If you say windmill, I imagine an 18th century Dutch painting or something. That’s why right-wing commentators have started calling wind turbines windmills, right? Because they want you to feel like these extremely tall and sweet and even futuristic pieces of technology are these antiquated, homespun, rinky-dink little things that you might see in a Dutch painting. So that’s what they’re doing now — they use words that imply a belief that they want the public to hold.

And then there’s the greenwashing, which is done by pretending that the oil and gas companies are actually researching and implementing climate solutions, most of which are false solutions.

Simultaneously [fossil fuel] trade groups are going behind the scenes to lobby against climate policy in Congress and buy billions of dollars of advertising on social media to reduce support, or even generate opposition, to the climate policies that they’re lobbying against on the Hill.

What advice do you have for climate communicators?

Very often climate communicators will talk about the climate crisis and its solutions in terms that they know that Americans already like. Climate change is a threat to the economy, the solutions are a job creator, everybody likes clean air and water.

So they talk about decarbonization as something that’s going to bring clean air and water or other economic benefits. To my mind, that’s a mistake because it’s apolitical.

We shouldn’t be trying to bring on board the people who’re not already on board. Instead we should be trying to activate the vast majority of people who’re already concerned or even alarmed about the climate crisis but haven’t yet started exerting political pressure on their workplaces or on their government.

I think that communication should try to inspire the already-concerned into action.

And I think that you do that by telling the climate story as a kind of epic story of good and evil, where a band of people — who we invite you to join — are doing everything they can in their scrappy way to try to overthrow an evil empire and found a new world.

The way you do that is you talk about the climate crisis and show how it’s a personal threat to you. And especially to your children. And if that creates a kind of fear in your listener, there’s really no way around that.

But you don’t want to just scare them and leave them there.
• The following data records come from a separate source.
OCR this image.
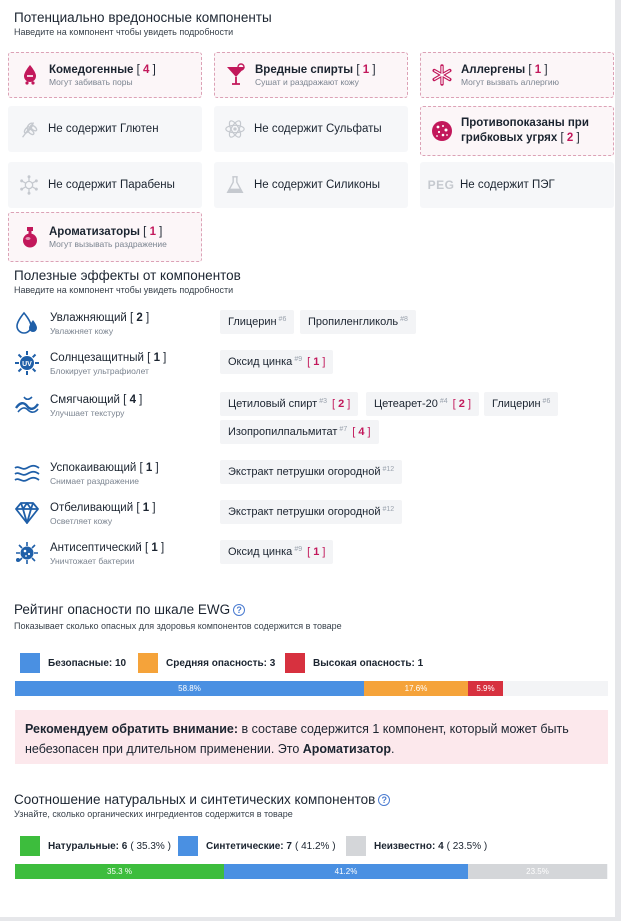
Потенциально вредоносные компоненты
Наведите на компонент чтобы увидеть подробности
Комедогенные [ 4 ]
Могут забивать поры
Вредные спирты [ 1 ]
Сушат и раздражают кожу
Аллергены [ 1 ]
Могут вызвать аллергию
Не содержит Глютен	Не содержит Сульфаты	Противопоказаны при грибковых угрях [ 2 ]
Не содержит Парабены	Не содержит Силиконы	PEG Не содержит ПЭГ
Ароматизаторы [ 1 ]
Могут вызывать раздражение
Полезные эффекты от компонентов
Наведите на компонент чтобы увидеть подробности
Увлажняющий [ 2 ]
Увлажняет кожу
Глицерин $^{\#6}$ Пропиленгликоль $^{\#8}$
UV
Солнцезащитный [ 1 ]
Блокирует ультрафиолет
Оксид цинка $^{\#9}$ [ 1 ]
Смягчающий [ 4 ]
Улучшает текстуру
Цетиловый спирт $^{\#3}$ [ 2 ] Цетеарет-20 $^{\#4}$ [ 2 ] Глицерин $^{\#6}$
Изопропилпальмитат $^{\#7}$ [ 4 ]
Успокаивающий [ 1 ]
Снимает раздражение
Экстракт петрушки огородной $^{\#12}$
Отбеливающий [ 1 ]
Осветляет кожу
Экстракт петрушки огородной $^{\#12}$
Антисептический [ 1 ]
Уничтожает бактерии
Оксид цинка $^{\#9}$ [ 1 ]
Рейтинг опасности по шкале EWG ?
Показывает сколько опасных для здоровья компонентов содержится в товаре
Безопасные: 10	Средняя опасность: 3	Высокая опасность: 1
58.8%	17.6%	5.9%
Рекомендуем обратить внимание: в составе содержится 1 компонент, который может быть небезопасен при длительном применении. Это Ароматизатор.
Соотношение натуральных и синтетических компонентов ?
Узнайте, сколько органических ингредиентов содержится в товаре
Натуральные: 6 ( 35.3% )	Синтетические: 7 ( 41.2% )	Неизвестно: 4 ( 23.5% )
35.3 %	41.2%	23.5%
You also have to activate them into a sense of agency. And for me, the way that I think people do that the best is by inspiring outrage so that you understand that this threat is due to the actions of some people who are profiting off of your victimhood.

Then you also have to talk about what people often only talk about, which are the enormous benefits of decarbonization. They won’t be benefits for everybody. Of course, the fossil fuel industry is not going to benefit. The very wealthy who spend carbon like there’s no tomorrow — who’re insuring there is no tomorrow — they’re probably not going to benefit, at least not economically, from climate policy.

But the rest of us, most people are going to come out wealthier at the end because they’re going to spend less on electricity and heating and healthcare. There’s a whole way in which we can take this as an opportunity to remake the way our economy works to really make people’s lives wealthier, healthier, and happier in all the ways that research shows people really care about.